My nerves strung tight.

“No,” she said finally. “I’m think I’m okay. But can you try and find, like, a cracker or a piece of bread or something? A graham cracker would be perfect.”

“I’ll look but don’t count on it.” I left her and went into the house, which was far, far bigger than my own. Where mine was just a foyer and three rooms, including kitchen, on the first floor, this one seemed to have dens, parlors, family rooms, living rooms, everything but a bowling alley. I took a few wrong turns on what I had thought would be a simple mission. And one of those wrong turns took me to the entrance to a small, dark room where a girl was crying, hanging on some guy, her arms draped over his shoulders.

I froze.

I’d been here before.

I knew how this night had ended, obviously. But the truth was, at the time I’d been a bit more tipsy than I was now—I hadn’t had the close call with my parents because of the vodka so I’d arrived earlier—and also I hadn’t registered all of the things leading up to The Event. After all, it was only The Event that ended up mattering, and the only things that had been left to my memory were a blur of tears, betrayal, and anger. And more betrayal. It was the betrayal that had ended it for us.
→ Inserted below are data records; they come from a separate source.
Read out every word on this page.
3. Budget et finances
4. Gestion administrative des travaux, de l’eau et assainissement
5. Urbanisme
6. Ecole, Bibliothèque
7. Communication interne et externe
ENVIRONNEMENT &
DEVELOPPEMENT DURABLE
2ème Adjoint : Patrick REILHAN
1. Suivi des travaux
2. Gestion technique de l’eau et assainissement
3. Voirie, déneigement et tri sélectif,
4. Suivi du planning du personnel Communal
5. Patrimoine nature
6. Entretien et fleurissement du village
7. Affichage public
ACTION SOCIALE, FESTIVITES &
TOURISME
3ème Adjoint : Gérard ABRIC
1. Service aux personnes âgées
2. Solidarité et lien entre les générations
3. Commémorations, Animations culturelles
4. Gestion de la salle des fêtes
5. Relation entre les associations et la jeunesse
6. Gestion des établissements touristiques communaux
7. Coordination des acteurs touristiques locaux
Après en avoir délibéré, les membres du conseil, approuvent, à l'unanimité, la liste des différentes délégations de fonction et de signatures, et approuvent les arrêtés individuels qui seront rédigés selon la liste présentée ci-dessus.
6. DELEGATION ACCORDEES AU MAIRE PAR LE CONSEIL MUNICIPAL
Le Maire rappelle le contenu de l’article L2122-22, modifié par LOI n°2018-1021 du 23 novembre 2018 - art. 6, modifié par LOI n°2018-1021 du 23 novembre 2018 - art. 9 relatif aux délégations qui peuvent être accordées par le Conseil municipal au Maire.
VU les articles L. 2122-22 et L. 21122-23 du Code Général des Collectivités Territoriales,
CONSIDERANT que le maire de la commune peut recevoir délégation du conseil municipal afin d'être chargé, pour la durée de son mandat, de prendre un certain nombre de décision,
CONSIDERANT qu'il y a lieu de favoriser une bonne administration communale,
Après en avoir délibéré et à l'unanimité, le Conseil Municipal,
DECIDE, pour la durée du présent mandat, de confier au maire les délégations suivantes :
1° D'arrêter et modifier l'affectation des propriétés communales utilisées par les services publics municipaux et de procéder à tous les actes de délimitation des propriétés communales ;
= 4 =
“Why can’t you just tell her it’s over?” the girl whined, followed by a dramatic sob as she buried her face in his shoulder.

A shoulder I knew well, by the way. A shoulder I had just been clinging to, naked, in the backseat of a car a few nights earlier. Past me and present me both felt the sting of jealousy. Anger rose in one of us, and I had to stop myself from lunging at both of them and ripping them away from each other.

It was clear that I wasn’t just inhabiting my old (young) body; I was commingling with all of those old emotions. And even though I knew where this would lead, and I’d intended to go into it with a more adult head on my shoulders, the rage took over and all but obliterated every other thought I had.